A U.S. appeals court ruled Wednesday that access to the abortion drug mifepristone must be restricted and ordered a ban on telemedicine prescriptions and drug shipments by mail. However, the decision is not expected to take effect immediately.
The 5th Circuit Court of Appeals, based in New Orleans, stopped short of ruling that the drug must be pulled off the market altogether, as had been done in a lower court.
A U.S. Department of Justice spokesperson said the Biden administration plans to appeal the ruling to the U.S. Supreme Court. Democrat President Joe Biden supports abortion rights and ordered the federal health agency to expand access to mifepristone just last year.
The appeals court ruling won’t take effect until the Supreme Court reviews it, which could happen in its next term, which runs from October to June.
The three-judge 5th Circuit panel reviewed an order in April by U.S. District Court Judge Matthew Kacsmaryk in Amarillo, Texas. Although it was a preliminary ruling while the case is pending, Kacxmaryk said he would likely make it permanent.
The ruling is rooted in a lawsuit brought by four anti-abortion doctors and four anti-abortion groups headed by the recently formed Alliance for Hippocratic Medicine who sued in November.
They contend the FDA used an improper process when mifepristone was approved in 2000 and didn’t adequately consider the drug’s safety when used by minors.
“The 5th Circuit rightly required the FDA to do its job and restore crucial safeguards for women and girls, including ending illegal mail-order abortions,” said Erin Hawley of Alliance Defending Freedom. Hawley is a lawyer for the anti-abortion groups challenging the pill’s approval in a statement.
The view was echoed by Susan B. Anthony Pro-Life America, which said the FDA had been “reckless” in their released statement.
President of the abortion rights group Planned Parenthood Federation of America, Alexis McGill Johnson, said the decision “makes it clear that mifepristone’s approval is very much still at risk, as is the FDA’s independence.”
GenBioPro Inc., which markets a generic version of mifepristone, said in a statement from its CEO Evan Masingill: “We remain concerned about extremists and special interests using the courts in an attempt to undermine science and access to evidence-based medication, as well as attempts to undermine the U.S. Food and Drug Administration’s regulatory authority.”
Three-judge panel is solidly conservative and agreed to roll back FDA actions
Three-judge panel is solidly conservative, with a lengthy history of opposing abortion rights.
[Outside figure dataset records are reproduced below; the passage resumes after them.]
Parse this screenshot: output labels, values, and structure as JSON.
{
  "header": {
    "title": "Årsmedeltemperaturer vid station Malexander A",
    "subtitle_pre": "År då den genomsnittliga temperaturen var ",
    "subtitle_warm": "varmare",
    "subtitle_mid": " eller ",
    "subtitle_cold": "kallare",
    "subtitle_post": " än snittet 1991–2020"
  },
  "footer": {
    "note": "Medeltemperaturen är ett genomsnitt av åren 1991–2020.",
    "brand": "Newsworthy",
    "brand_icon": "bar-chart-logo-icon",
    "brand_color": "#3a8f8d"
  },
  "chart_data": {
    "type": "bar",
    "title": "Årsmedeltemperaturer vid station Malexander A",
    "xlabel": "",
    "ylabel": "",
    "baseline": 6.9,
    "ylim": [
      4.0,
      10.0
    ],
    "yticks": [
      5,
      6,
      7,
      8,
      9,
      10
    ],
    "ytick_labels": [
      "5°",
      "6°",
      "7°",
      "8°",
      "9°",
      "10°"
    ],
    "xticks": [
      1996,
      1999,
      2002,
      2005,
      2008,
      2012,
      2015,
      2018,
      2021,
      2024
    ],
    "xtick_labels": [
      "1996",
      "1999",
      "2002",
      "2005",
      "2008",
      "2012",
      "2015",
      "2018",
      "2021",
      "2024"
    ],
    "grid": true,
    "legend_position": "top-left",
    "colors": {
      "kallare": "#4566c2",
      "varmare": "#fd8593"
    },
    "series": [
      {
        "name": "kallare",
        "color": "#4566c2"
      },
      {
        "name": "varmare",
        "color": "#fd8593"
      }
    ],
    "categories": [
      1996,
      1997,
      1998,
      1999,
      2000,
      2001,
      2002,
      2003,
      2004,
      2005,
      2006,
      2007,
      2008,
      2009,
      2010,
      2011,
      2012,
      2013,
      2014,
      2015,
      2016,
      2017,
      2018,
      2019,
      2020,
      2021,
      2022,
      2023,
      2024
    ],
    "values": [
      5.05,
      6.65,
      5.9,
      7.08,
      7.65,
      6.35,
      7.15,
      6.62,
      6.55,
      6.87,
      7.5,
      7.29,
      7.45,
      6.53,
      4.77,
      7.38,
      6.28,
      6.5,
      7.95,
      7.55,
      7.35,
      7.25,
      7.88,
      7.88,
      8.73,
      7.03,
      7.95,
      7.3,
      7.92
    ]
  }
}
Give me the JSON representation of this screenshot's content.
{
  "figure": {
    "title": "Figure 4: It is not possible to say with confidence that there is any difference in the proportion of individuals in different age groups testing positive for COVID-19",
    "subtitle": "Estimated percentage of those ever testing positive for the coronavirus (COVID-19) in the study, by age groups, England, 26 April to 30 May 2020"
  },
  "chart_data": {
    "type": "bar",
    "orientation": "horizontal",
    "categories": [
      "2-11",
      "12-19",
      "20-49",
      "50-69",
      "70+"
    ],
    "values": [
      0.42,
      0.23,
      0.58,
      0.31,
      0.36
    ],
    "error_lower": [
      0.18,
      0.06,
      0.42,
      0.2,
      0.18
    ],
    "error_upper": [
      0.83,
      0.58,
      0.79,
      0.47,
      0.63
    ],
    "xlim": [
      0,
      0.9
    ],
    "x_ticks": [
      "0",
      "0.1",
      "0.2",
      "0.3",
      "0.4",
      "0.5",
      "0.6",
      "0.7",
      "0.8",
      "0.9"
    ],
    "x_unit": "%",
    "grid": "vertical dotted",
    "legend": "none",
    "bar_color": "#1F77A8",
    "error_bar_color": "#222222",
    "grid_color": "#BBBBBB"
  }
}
One judge, Circuit Judge James Ho, stated he would have taken mifepristone off the market, but the other two judges said the lawsuit came too late to mount a challenge to the original approval in 2000.
Instead, the panel rolled back the FDA actions that had made the drug easier to access over recent years.
One action that was rolled back was a 2021 decision to allow the drug to be prescribed by telemedicine and sent in the mail instead of requiring a doctor’s visit in person. The court also reversed a 2016 decision by the agency to allow mifepristone to be used for ten weeks of pregnancy, an increase from the prior seven weeks.
Jennifer Walker Elrod, Circuit Judge, wrote in the majority opinion that the steps “were taken without sufficient consideration of the effects those changes would have on patients.”
Last year, the U.S. Supreme Court overturned the landmark Roe v. Wade ruling that had legalized abortion across the country.
Since then, at least 15 of the 50 states have outright banned abortion while several others prohibit it after a certain length of pregnancy, according to the research organization Guttmacher Institute, which supports abortion rights.
Mifepristone is part of a regimen of two drugs, along with misoprostol for medication abortions, which account for over half of abortions in the U.S.
Major medical associations, including the American Medical Association and the American College of Obstetricians and Gynecologists, have said that pulling mifepristone off the market would ultimately harm patients by forcing them to undergo more invasive surgical abortions.